Greg laughed at me. “I don’t care about the boat,” he said. “I don’t want to have to tell your wife that you got all chewed up.”
“Thanks a lot pizza man,” I snapped.
After retiring from 20-years of active military duty, Greg took a part-time gig delivering pizzas in his maxed out Porsche Carrera. He’s never missed the 30-minute deadline but he spends more on speeding tickets than he makes delivering pies. Typical fighter pilot, it’s all about the rush.
Ignoring me and hoping to attract a big king mackerel’s attention, Greg tossed in a huge top-water, Top Dog, with triple treble hooks. He immediately hooked into a massive skip jack, the undisputed champion of all trash fish. Unfortunately, the damn thing didn’t shake off and I knew from years of experience that the beast would puke baitfish all over my boat. I had to get him off quick.

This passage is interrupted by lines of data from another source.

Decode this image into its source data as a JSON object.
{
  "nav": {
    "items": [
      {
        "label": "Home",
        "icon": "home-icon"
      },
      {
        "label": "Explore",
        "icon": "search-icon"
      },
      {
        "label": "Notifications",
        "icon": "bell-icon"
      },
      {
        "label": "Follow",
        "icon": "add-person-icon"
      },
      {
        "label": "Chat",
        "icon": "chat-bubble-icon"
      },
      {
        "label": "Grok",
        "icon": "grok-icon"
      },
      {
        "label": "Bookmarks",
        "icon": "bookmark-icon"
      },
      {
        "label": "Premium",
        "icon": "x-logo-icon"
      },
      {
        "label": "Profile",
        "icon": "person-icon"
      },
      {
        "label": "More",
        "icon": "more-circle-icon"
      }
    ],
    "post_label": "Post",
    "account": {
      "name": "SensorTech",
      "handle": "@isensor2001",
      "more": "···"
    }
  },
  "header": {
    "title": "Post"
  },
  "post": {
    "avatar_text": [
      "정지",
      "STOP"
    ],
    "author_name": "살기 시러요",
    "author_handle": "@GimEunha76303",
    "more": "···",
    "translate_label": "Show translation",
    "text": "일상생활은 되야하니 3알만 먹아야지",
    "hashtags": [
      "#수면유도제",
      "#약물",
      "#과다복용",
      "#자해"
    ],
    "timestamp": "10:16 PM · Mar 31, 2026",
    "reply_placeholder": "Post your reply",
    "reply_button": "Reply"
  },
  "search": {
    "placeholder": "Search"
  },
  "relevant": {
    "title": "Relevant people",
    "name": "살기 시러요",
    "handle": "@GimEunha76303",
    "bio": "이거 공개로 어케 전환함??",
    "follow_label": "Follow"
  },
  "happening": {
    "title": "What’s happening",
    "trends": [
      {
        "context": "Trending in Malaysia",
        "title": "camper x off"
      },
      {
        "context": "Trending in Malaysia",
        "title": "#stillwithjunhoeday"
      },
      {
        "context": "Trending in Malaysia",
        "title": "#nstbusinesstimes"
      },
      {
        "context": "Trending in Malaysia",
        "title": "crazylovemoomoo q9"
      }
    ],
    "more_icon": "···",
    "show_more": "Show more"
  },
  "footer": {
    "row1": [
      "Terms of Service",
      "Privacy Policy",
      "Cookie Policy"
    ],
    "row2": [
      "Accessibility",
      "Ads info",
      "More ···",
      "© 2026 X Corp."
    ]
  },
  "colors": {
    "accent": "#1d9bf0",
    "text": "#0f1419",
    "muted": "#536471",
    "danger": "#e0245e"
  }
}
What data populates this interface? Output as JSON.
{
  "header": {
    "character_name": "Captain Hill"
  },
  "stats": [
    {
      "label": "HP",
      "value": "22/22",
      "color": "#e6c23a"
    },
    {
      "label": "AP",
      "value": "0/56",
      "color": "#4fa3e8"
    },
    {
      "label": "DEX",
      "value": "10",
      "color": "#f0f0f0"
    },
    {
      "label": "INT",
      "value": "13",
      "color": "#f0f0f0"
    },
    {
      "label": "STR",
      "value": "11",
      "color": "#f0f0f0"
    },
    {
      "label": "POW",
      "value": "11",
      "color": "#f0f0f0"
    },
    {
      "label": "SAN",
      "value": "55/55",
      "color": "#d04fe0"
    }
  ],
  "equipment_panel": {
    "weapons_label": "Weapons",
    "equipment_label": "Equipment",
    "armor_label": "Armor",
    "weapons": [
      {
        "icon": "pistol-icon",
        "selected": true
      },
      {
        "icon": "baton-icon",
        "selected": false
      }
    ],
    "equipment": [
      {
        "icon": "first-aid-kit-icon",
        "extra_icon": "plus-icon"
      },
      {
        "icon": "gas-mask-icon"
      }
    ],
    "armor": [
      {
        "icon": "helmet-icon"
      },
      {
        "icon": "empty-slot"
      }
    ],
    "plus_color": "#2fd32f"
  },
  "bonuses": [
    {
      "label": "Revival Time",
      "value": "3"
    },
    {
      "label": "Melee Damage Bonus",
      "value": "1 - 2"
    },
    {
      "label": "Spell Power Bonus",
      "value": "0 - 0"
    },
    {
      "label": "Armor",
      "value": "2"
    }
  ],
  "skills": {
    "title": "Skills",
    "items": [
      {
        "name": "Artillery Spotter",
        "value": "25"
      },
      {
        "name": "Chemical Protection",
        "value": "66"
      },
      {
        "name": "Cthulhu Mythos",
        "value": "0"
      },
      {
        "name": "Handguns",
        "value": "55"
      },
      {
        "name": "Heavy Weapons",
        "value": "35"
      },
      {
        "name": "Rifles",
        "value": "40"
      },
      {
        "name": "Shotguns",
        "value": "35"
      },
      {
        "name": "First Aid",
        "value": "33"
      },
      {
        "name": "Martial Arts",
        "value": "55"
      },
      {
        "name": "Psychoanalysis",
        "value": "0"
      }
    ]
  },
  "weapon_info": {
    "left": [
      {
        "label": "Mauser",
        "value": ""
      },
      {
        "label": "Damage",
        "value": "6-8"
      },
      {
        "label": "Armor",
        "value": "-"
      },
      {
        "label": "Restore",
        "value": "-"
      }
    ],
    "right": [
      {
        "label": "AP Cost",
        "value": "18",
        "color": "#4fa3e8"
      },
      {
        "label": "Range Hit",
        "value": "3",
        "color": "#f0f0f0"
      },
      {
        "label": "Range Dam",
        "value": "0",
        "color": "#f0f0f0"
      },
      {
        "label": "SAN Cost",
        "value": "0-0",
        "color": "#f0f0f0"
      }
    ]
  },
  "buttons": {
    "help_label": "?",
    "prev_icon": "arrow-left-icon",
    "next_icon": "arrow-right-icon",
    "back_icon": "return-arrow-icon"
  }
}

As I reached down to grab him, the skip jack shook violently and drove a razor sharp treble hook deep into my palm. I yelled, “Gosh darn it.” Or something like that.
The barb and half the hook were completely buried. I had no choice but to push it through. Greg watched, partly with horror and partly with admiration, as I methodically shoved the hook through the fleshy part of my hand. It was a bloody ordeal but then so is fishing. Sweat popped from my brow as the skin stretched under the point of the hook. Finally, it broke through. I sighed in relief and Greg snipped off the barb.
As I wrapped an old fish rag around my hand, Greg began putting the poles away. I tugged on his shirt.
“Hey, what are you doing, man?”
“Uh, we’re going in, right?”
“Going in? Hell no,” I said. “The fish are still biting. Let’s fish!”
I hopped back onto the bow and chucked another lure into the melee. Greg replaced the Top Dog with a barbless stingray grub. We caught Spanish mackerel for two more hours and kept enough for a mid-sized fish fry. After a while my hand began throbbing badly so I soaked it in the healing salt waters of the Gulf of Mexico. Just as I pulled it out, Mr. Shark appeared out of nowhere. He missed my hand by an inch but bit into the bloody rag that was still tied on. The shark thrashed – I squealed like a little girl, and Greg dove on top of my legs just before I went over the gunnel. Although it seemed like forever, the rag ripped quickly and sharky disappeared into the murk.
As I lay gasping on the floor and gripping my heart, Greg cranked the engine.
“Ready to go in now bubba?” he asked with a sly grin.
“Un huh. Now is good.”
My wife shook her head in disgust when she saw my hand – another dumb fishing injury. But the fresh mackerel fillets jump started my brownie point meter again. The circle of life was complete. I decided not to tell her about the shark.
A few weeks later I was in my local pizza joint when I heard a couple of delivery guys talking about some crazy fisherman who braved a sea of angry sharks even though his hand was impaled with a half dozen fish hooks. Apparently, Greg’s story had bounced around the pizza circuit. And like all fish stories, it got juicier with each telling.
I guess I’m happy that our impromptu fishing trip made legendary status among pizza delivery dudes. I think about that often as I sit and contemplate life, love, and fishing in my sea foam colored bathroom.